In a nutshell: When consuming EventLogging data, only rely on the log
database available from m2
replicas, like analytics-store.eqiad.wmnet
. Other representations might not get updated, might not get fix-ups or may (on purpose) give you unvalidated data.
MySQL / MariaDB database on m2
This database is the best place to consume EventLogging data from.
Available as log
database on m2
replicas, such as analytics-store.eqiad.wmnet
.
Only validated events enter the database.
In case of bugs, this database is the only place that gets fixes like cleanup of historic data, or live fixes.
'all-events' JSON log files
Use this data source only to debug issues around ingestion into the m2 database.
Entries are JSON objects.
Only validated events get written.
In case of bugs, historic data does not get fixed.
Those files are available as:
stats1002:/a/eventlogging/archive/all-events.log-$DATE.gz
stats1003:/srv/eventlogging/archive/all-events.log-$DATE.gz
eventlog1001:/var/log/eventlogging/...
Raw client and server side log files
Use this data source only to debug issues around ingestion into the m2 database.
Entries are parameters to the event.gif's request. They are not decoded at all.
In case of bugs, historic data does not get fixed.
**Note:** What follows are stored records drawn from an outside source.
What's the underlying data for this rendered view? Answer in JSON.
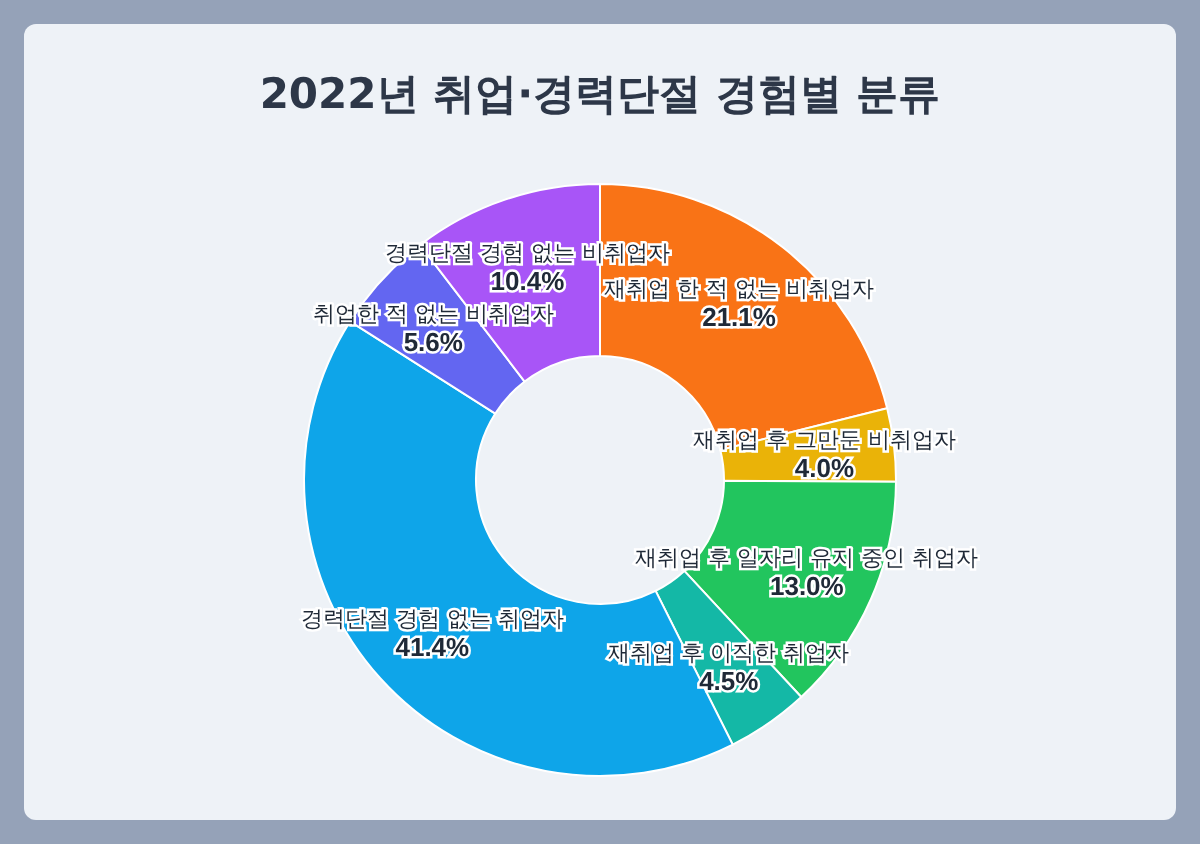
{
  "chart_data": {
    "type": "donut",
    "title": "2022년 취업·경력단절 경험별 분류",
    "categories": [
      "재취업 한 적 없는 비취업자",
      "재취업 후 그만둔 비취업자",
      "재취업 후 일자리 유지 중인 취업자",
      "재취업 후 이직한 취업자",
      "경력단절 경험 없는 취업자",
      "취업한 적 없는 비취업자",
      "경력단절 경험 없는 비취업자"
    ],
    "values": [
      21.1,
      4.0,
      13.0,
      4.5,
      41.4,
      5.6,
      10.4
    ],
    "colors": [
      "#f97316",
      "#eab308",
      "#22c55e",
      "#14b8a6",
      "#0ea5e9",
      "#6366f1",
      "#a855f7"
    ],
    "value_labels": [
      "21.1%",
      "4.0%",
      "13.0%",
      "4.5%",
      "41.4%",
      "5.6%",
      "10.4%"
    ],
    "legend": false
  }
}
Neither need hot-fixes reach those files.
Those files are available as:
stats1002:/a/eventlogging/archive/client-side-events.log-$DATE.gz
stats1002:/a/eventlogging/archive/server-side-events.log-$DATE.gz
stats1003:/srv/eventlogging/archive/client-side-events.log-$DATE.gz
stats1003:/srv/eventlogging/archive/server-side-events.log-$DATE.gz
eventlog1001:/var/log/eventlogging/...
Kafka
EventLogging now feeds the following topics in Kafka:
- eventlogging_valid_mixed: All valid events that come from all schemas.
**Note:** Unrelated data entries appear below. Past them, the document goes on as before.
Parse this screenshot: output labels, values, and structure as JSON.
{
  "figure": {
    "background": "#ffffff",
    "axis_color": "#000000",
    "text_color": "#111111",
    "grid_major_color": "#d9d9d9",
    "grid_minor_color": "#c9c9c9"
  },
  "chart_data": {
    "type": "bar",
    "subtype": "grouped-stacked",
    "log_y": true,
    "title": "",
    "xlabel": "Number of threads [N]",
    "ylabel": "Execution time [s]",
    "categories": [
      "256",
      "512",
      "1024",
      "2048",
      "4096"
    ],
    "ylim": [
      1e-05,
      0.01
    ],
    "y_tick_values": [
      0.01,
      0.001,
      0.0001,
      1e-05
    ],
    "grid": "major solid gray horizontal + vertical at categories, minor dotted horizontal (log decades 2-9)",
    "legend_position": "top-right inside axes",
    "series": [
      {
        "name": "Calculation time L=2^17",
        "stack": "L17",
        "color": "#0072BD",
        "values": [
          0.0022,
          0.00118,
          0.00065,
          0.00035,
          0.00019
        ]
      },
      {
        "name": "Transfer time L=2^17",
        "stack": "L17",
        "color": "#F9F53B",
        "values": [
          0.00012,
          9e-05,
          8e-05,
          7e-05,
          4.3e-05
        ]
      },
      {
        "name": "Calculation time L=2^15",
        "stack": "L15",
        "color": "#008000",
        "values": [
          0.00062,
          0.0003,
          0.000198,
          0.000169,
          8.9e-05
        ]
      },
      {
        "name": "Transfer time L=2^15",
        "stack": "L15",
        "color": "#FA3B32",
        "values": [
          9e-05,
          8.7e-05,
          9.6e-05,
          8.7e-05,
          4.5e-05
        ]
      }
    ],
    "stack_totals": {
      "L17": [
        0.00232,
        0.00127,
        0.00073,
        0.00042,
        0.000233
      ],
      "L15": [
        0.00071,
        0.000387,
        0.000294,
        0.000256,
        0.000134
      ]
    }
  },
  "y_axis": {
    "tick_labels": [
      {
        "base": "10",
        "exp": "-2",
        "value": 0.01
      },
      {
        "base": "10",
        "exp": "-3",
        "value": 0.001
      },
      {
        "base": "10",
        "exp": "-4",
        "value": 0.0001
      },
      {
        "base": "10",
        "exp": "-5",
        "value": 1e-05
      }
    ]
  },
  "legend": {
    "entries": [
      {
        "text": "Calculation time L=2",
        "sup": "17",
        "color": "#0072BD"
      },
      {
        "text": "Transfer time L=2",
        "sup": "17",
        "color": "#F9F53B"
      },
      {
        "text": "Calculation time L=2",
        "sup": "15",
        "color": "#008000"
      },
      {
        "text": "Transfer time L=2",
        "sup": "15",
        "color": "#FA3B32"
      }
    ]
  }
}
- eventlogging_<schemaName>: All events from the specified schema. Note there is one of those topics for each schema.
MongoDB
EventLogging data is no longer fed into MongoDB since 2014-02-13.
The EventLogging data in MongoDB did not appear to get used.
ZMQ
ZMQ is available from eventlog1001.
In case of bugs, historic data cannot get fixed :-)
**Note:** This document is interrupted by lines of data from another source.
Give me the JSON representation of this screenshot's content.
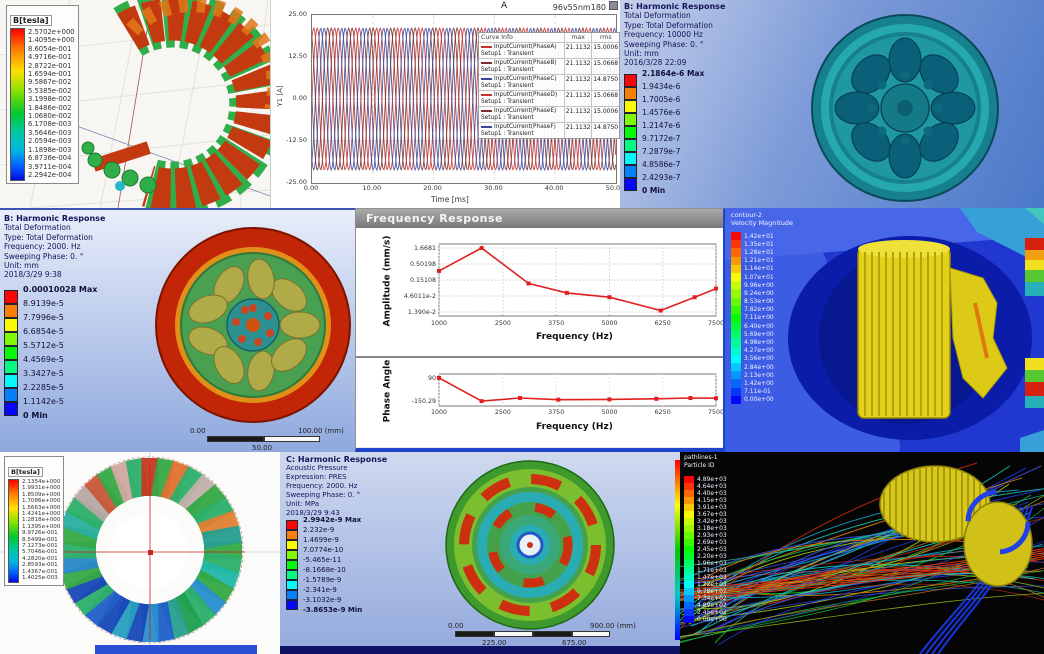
{
  "colors": {
    "ansys_header": "#14145a",
    "plot_line_red": "#e02020",
    "window_border_blue": "#1e44cc"
  },
  "panels": {
    "maxwell_torus": {
      "legend_title": "B[tesla]",
      "legend_values": [
        "2.5702e+000",
        "1.4095e+000",
        "8.6054e-001",
        "4.9716e-001",
        "2.8722e-001",
        "1.6594e-001",
        "9.5867e-002",
        "5.5385e-002",
        "3.1998e-002",
        "1.8486e-002",
        "1.0680e-002",
        "6.1708e-003",
        "3.5646e-003",
        "2.0594e-003",
        "1.1898e-003",
        "6.8736e-004",
        "3.9711e-004",
        "2.2942e-004"
      ]
    },
    "xy_plot": {
      "title": "A",
      "model_label": "96v55nm180",
      "y_label": "Y1 [A]",
      "x_label": "Time [ms]",
      "y_ticks": [
        "25.00",
        "12.50",
        "0.00",
        "-12.50",
        "-25.00"
      ],
      "x_ticks": [
        "0.00",
        "10.00",
        "20.00",
        "30.00",
        "40.00",
        "50.00"
      ],
      "legend": {
        "columns": [
          "Curve Info",
          "max",
          "rms"
        ],
        "rows": [
          {
            "name": "InputCurrent(PhaseA)",
            "setup": "Setup1 : Transient",
            "max": "21.1132",
            "rms": "15.0006",
            "color": "#c23434"
          },
          {
            "name": "InputCurrent(PhaseB)",
            "setup": "Setup1 : Transient",
            "max": "21.1132",
            "rms": "15.0668",
            "color": "#7a3030"
          },
          {
            "name": "InputCurrent(PhaseC)",
            "setup": "Setup1 : Transient",
            "max": "21.1132",
            "rms": "14.8750",
            "color": "#3a4a9c"
          },
          {
            "name": "InputCurrent(PhaseD)",
            "setup": "Setup1 : Transient",
            "max": "21.1132",
            "rms": "15.0668",
            "color": "#c23434"
          },
          {
            "name": "InputCurrent(PhaseE)",
            "setup": "Setup1 : Transient",
            "max": "21.1132",
            "rms": "15.0006",
            "color": "#7a3030"
          },
          {
            "name": "InputCurrent(PhaseF)",
            "setup": "Setup1 : Transient",
            "max": "21.1132",
            "rms": "14.8750",
            "color": "#3a4a9c"
          }
        ]
      }
    },
    "harmonic_top": {
      "header": [
        "B: Harmonic Response",
        "Total Deformation",
        "Type: Total Deformation",
        "Frequency: 10000 Hz",
        "Sweeping Phase: 0. °",
        "Unit: mm",
        "2016/3/28 22:09"
      ],
      "colorbar": [
        "2.1864e-6 Max",
        "1.9434e-6",
        "1.7005e-6",
        "1.4576e-6",
        "1.2147e-6",
        "9.7172e-7",
        "7.2879e-7",
        "4.8586e-7",
        "2.4293e-7",
        "0 Min"
      ]
    },
    "harmonic_left": {
      "header": [
        "B: Harmonic Response",
        "Total Deformation",
        "Type: Total Deformation",
        "Frequency: 2000. Hz",
        "Sweeping Phase: 0. °",
        "Unit: mm",
        "2018/3/29 9:38"
      ],
      "colorbar": [
        "0.00010028 Max",
        "8.9139e-5",
        "7.7996e-5",
        "6.6854e-5",
        "5.5712e-5",
        "4.4569e-5",
        "3.3427e-5",
        "2.2285e-5",
        "1.1142e-5",
        "0 Min"
      ],
      "scale": {
        "start": "0.00",
        "end": "100.00 (mm)",
        "mid": "50.00"
      }
    },
    "freq_response": {
      "window_title": "Frequency Response",
      "amp_ylabel": "Amplitude (mm/s)",
      "phase_ylabel": "Phase Angle",
      "xlabel": "Frequency (Hz)"
    },
    "cfd_contour": {
      "title1": "contour-2",
      "title2": "Velocity Magnitude",
      "colorbar": [
        "1.42e+01",
        "1.35e+01",
        "1.28e+01",
        "1.21e+01",
        "1.14e+01",
        "1.07e+01",
        "9.96e+00",
        "9.24e+00",
        "8.53e+00",
        "7.82e+00",
        "7.11e+00",
        "6.40e+00",
        "5.69e+00",
        "4.98e+00",
        "4.27e+00",
        "3.56e+00",
        "2.84e+00",
        "2.13e+00",
        "1.42e+00",
        "7.11e-01",
        "0.00e+00"
      ]
    },
    "maxwell_rotor": {
      "legend_title": "B[tesla]",
      "legend_values": [
        "2.1354e+000",
        "1.9931e+000",
        "1.8509e+000",
        "1.7086e+000",
        "1.5663e+000",
        "1.4241e+000",
        "1.2818e+000",
        "1.1395e+000",
        "9.9726e-001",
        "8.5499e-001",
        "7.1273e-001",
        "5.7046e-001",
        "4.2820e-001",
        "2.8593e-001",
        "1.4367e-001",
        "1.4025e-003"
      ]
    },
    "acoustic": {
      "header": [
        "C: Harmonic Response",
        "Acoustic Pressure",
        "Expression: PRES",
        "Frequency: 2000. Hz",
        "Sweeping Phase: 0. °",
        "Unit: MPa",
        "2018/3/29 9:43"
      ],
      "colorbar": [
        "2.9942e-9 Max",
        "2.232e-9",
        "1.4699e-9",
        "7.0774e-10",
        "-5.465e-11",
        "-8.1668e-10",
        "-1.5789e-9",
        "-2.341e-9",
        "-3.1032e-9",
        "-3.8653e-9 Min"
      ],
      "scale": {
        "start": "0.00",
        "end": "900.00 (mm)",
        "q1": "225.00",
        "q3": "675.00"
      }
    },
    "pathlines": {
      "title1": "pathlines-1",
      "title2": "Particle ID",
      "colorbar": [
        "4.89e+03",
        "4.64e+03",
        "4.40e+03",
        "4.15e+03",
        "3.91e+03",
        "3.67e+03",
        "3.42e+03",
        "3.18e+03",
        "2.93e+03",
        "2.69e+03",
        "2.45e+03",
        "2.20e+03",
        "1.96e+03",
        "1.71e+03",
        "1.47e+03",
        "1.22e+03",
        "9.78e+02",
        "7.34e+02",
        "4.89e+02",
        "2.45e+02",
        "0.00e+00"
      ]
    }
  },
  "chart_data": [
    {
      "id": "phase_currents",
      "type": "line",
      "title": "A",
      "xlabel": "Time [ms]",
      "ylabel": "Y1 [A]",
      "xlim": [
        0,
        50
      ],
      "ylim": [
        -25,
        25
      ],
      "x_ticks": [
        0,
        10,
        20,
        30,
        40,
        50
      ],
      "y_ticks": [
        25,
        12.5,
        0,
        -12.5,
        -25
      ],
      "series": [
        {
          "name": "InputCurrent(PhaseA)",
          "amplitude": 21.1132,
          "period_ms": 3.45,
          "phase_deg": 0,
          "color": "#c23434"
        },
        {
          "name": "InputCurrent(PhaseB)",
          "amplitude": 21.1132,
          "period_ms": 3.45,
          "phase_deg": 120,
          "color": "#7a3030"
        },
        {
          "name": "InputCurrent(PhaseC)",
          "amplitude": 21.1132,
          "period_ms": 3.45,
          "phase_deg": 240,
          "color": "#3a4a9c"
        },
        {
          "name": "InputCurrent(PhaseD)",
          "amplitude": 21.1132,
          "period_ms": 3.45,
          "phase_deg": 60,
          "color": "#c23434"
        },
        {
          "name": "InputCurrent(PhaseE)",
          "amplitude": 21.1132,
          "period_ms": 3.45,
          "phase_deg": 180,
          "color": "#7a3030"
        },
        {
          "name": "InputCurrent(PhaseF)",
          "amplitude": 21.1132,
          "period_ms": 3.45,
          "phase_deg": 300,
          "color": "#3a4a9c"
        }
      ]
    },
    {
      "id": "freq_amplitude",
      "type": "line",
      "ylog": true,
      "xlabel": "Frequency (Hz)",
      "ylabel": "Amplitude (mm/s)",
      "x": [
        1000,
        2000,
        3100,
        4000,
        5000,
        6200,
        7000,
        7500
      ],
      "y": [
        0.3,
        1.6681,
        0.118,
        0.058,
        0.042,
        0.0155,
        0.042,
        0.08
      ],
      "y_tick_labels": [
        "1.6681",
        "0.50198",
        "0.15108",
        "4.6011e-2",
        "1.390e-2"
      ],
      "y_tick_values": [
        1.6681,
        0.50198,
        0.15108,
        0.046011,
        0.0139
      ],
      "x_ticks": [
        1000,
        2500,
        3750,
        5000,
        6250,
        7500
      ],
      "xlim": [
        1000,
        7500
      ],
      "color": "#e02020"
    },
    {
      "id": "freq_phase",
      "type": "line",
      "xlabel": "Frequency (Hz)",
      "ylabel": "Phase Angle",
      "x": [
        1000,
        2000,
        2900,
        3800,
        5000,
        6100,
        6900,
        7500
      ],
      "y": [
        90,
        -150.29,
        -118,
        -135,
        -132,
        -126,
        -118,
        -120
      ],
      "y_tick_labels": [
        "90",
        "-150.29"
      ],
      "y_tick_values": [
        90,
        -150.29
      ],
      "ylim": [
        110,
        -180
      ],
      "x_ticks": [
        1000,
        2500,
        3750,
        5000,
        6250,
        7500
      ],
      "xlim": [
        1000,
        7500
      ],
      "color": "#e02020"
    }
  ]
}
Data coming from the forwarders (ports 8421, 8422) is not validated and need not see hot-fixes.
Data coming from processors (port 8521, 8522) and multiplexer (port 8600) is validated.
This streams will cease working soon, Analytics is working to move all streams to Kafka.
Nginx pipeline
Since EventLogging data is typically coming in through https, and the EventLogging payload is encoded in the URL, EventLogging data is available in all the log targets from the SSL terminators.
In case of bugs, historic data does not get fixed. Neither need hot-fixes reach this pipeline.
Varnish pipeline
Since EventLogging data is extracted at the bits caches, and the EventLogging payload is encoded in the URL, EventLogging data is available in all log targets from the bits caches.
In case of bugs, historic data does not get fixed. Neither need hot-fixes reach this pipeline.